The October 28 show will also feature George Clinton and Kweku Collins.
Freakfest, Madison’s annual city-sanctioned Halloween party on State Street, has transformed into a respectable music event during its decade-long existence. Initially launched in 2006 as a way to impose order on Madison’s notoriously rowdy Halloween celebrations, the event hooked up with concert promoter Frank Productions in 2007 to book music lineups that initially didn’t seem to have much to do with freaky, um, fun, much less taste. Each year there have thankfully been good local acts in the mix—and organizers deserve credit for giving local hip-hop a pretty consistent presence at Freakfest—but they often labored under relatively weak headliners given the prominence the event commanded.

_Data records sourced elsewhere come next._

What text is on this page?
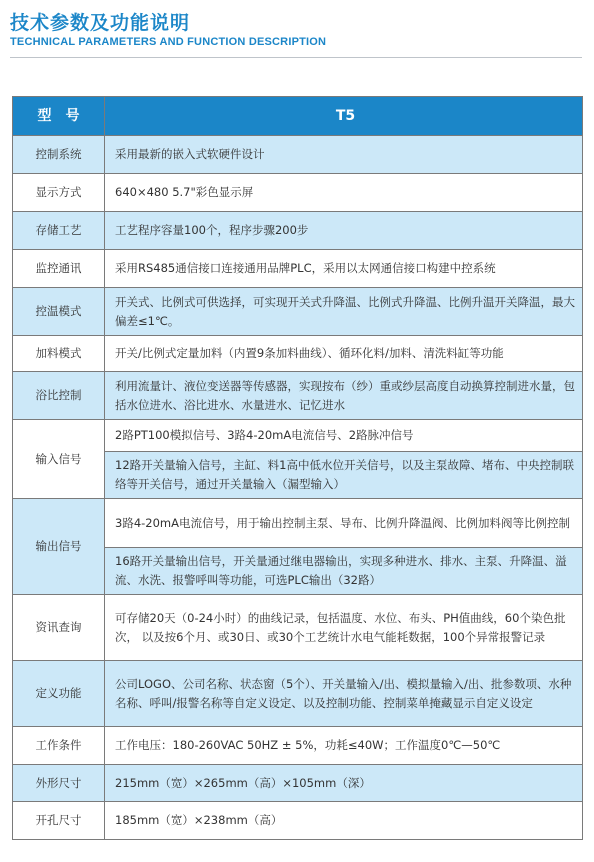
技术参数及功能说明
TECHNICAL PARAMETERS AND FUNCTION DESCRIPTION
型　号	T5
控制系统	采用最新的嵌入式软硬件设计
显示方式	640×480 5.7"彩色显示屏
存储工艺	工艺程序容量100个，程序步骤200步
监控通讯	采用RS485通信接口连接通用品牌PLC，采用以太网通信接口构建中控系统
控温模式	开关式、比例式可供选择，可实现开关式升降温、比例式升降温、比例升温开关降温，最大偏差≤1℃。
加料模式	开关/比例式定量加料（内置9条加料曲线）、循环化料/加料、清洗料缸等功能
浴比控制	利用流量计、液位变送器等传感器，实现按布（纱）重或纱层高度自动换算控制进水量，包括水位进水、浴比进水、水量进水、记忆进水
输入信号	2路PT100模拟信号、3路4-20mA电流信号、2路脉冲信号
	12路开关量输入信号，主缸、料1高中低水位开关信号，以及主泵故障、堵布、中央控制联络等开关信号，通过开关量输入（漏型输入）
输出信号	3路4-20mA电流信号，用于输出控制主泵、导布、比例升降温阀、比例加料阀等比例控制
	16路开关量输出信号，开关量通过继电器输出，实现多种进水、排水、主泵、升降温、溢流、水洗、报警呼叫等功能，可选PLC输出（32路）
资讯查询	可存储20天（0-24小时）的曲线记录，包括温度、水位、布头、PH值曲线，60个染色批次， 以及按6个月、或30日、或30个工艺统计水电气能耗数据，100个异常报警记录
定义功能	公司LOGO、公司名称、状态窗（5个）、开关量输入/出、模拟量输入/出、批参数项、水种名称、呼叫/报警名称等自定义设定、以及控制功能、控制菜单掩藏显示自定义设定
工作条件	工作电压：180-260VAC 50HZ ± 5%，功耗≤40W；工作温度0℃—50℃
外形尺寸	215mm（宽）×265mm（高）×105mm（深）
开孔尺寸	185mm（宽）×238mm（高）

The first-ever headlining band at Freakfest, in 2007, was Lifehouse. In 2009, it was Third Eye Blind. Along the way, there were hints that the event could pull in good headliners, or at least ones that made sense for the audience—Twin Cities hip-hop soldiers Atmosphere in 2014, Matt & Kim in 2013. But the turning point came when Anderson .Paak headlined last year. An excellent hip-hop/R&B artist in the midst of a breakout moment—it’s hard to ask for more at a big outdoor party, even if, like me, you’ve made a punching bag out of Freakfest’s low-hanging headliner fruit in the past. With Anderson .Paak, though, the event seemed to have found the sweet spot of its Mountain Dew-sponsored groove, which continues with this year’s lineup.

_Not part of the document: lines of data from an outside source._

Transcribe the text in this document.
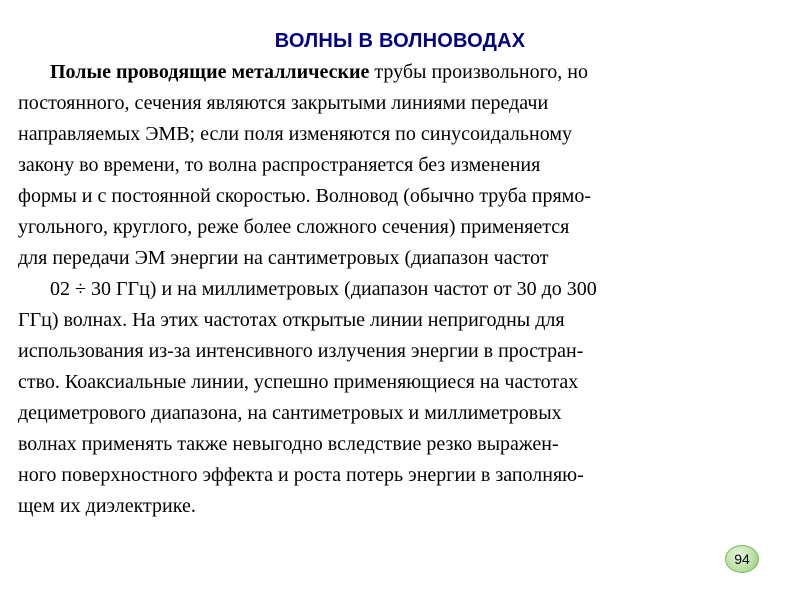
ВОЛНЫ В ВОЛНОВОДАХ
Полые проводящие металлические трубы произвольного, но
постоянного, сечения являются закрытыми линиями передачи
направляемых ЭМВ; если поля изменяются по синусоидальному
закону во времени, то волна распространяется без изменения
формы и с постоянной скоростью. Волновод (обычно труба прямо-
угольного, круглого, реже более сложного сечения) применяется
для передачи ЭМ энергии на сантиметровых (диапазон частот
02 ÷ 30 ГГц) и на миллиметровых (диапазон частот от 30 до 300
ГГц) волнах. На этих частотах открытые линии непригодны для
использования из-за интенсивного излучения энергии в простран-
ство. Коаксиальные линии, успешно применяющиеся на частотах
дециметрового диапазона, на сантиметровых и миллиметровых
волнах применять также невыгодно вследствие резко выражен-
ного поверхностного эффекта и роста потерь энергии в заполняю-
щем их диэлектрике.
94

Taking place on Saturday, October 28, the 2017 installment of Freakfest has given the top slot to the infectiously syrupy R&B singer D.R.A.M., who last visited Madison for a sold out January show at the Majestic. Other highlights will include George Clinton & Parliament Funkadelic (who were just in Madison a few months ago for Brat Fest), sonically eclectic Evanston, Illinois rapper Kweku Collins, and recently formed Madison noise-rock outfit Twelves. The full lineup is available here.
Of course, a big Halloween blowout on State Street still isn’t going to be everyone’s thing, and that’s OK. Halloween in Madison tends to be an amateur-hour shit-show any way you cut it. Other options will presumably include about five million tribute-band bills throughout the weekend. But the argument for Freakfest used to be, essentially, “it’s better than a bunch of shit getting broken by out of town ass-hats,” but with these inspired recent lineups it’s become something with legitimately strong appeal.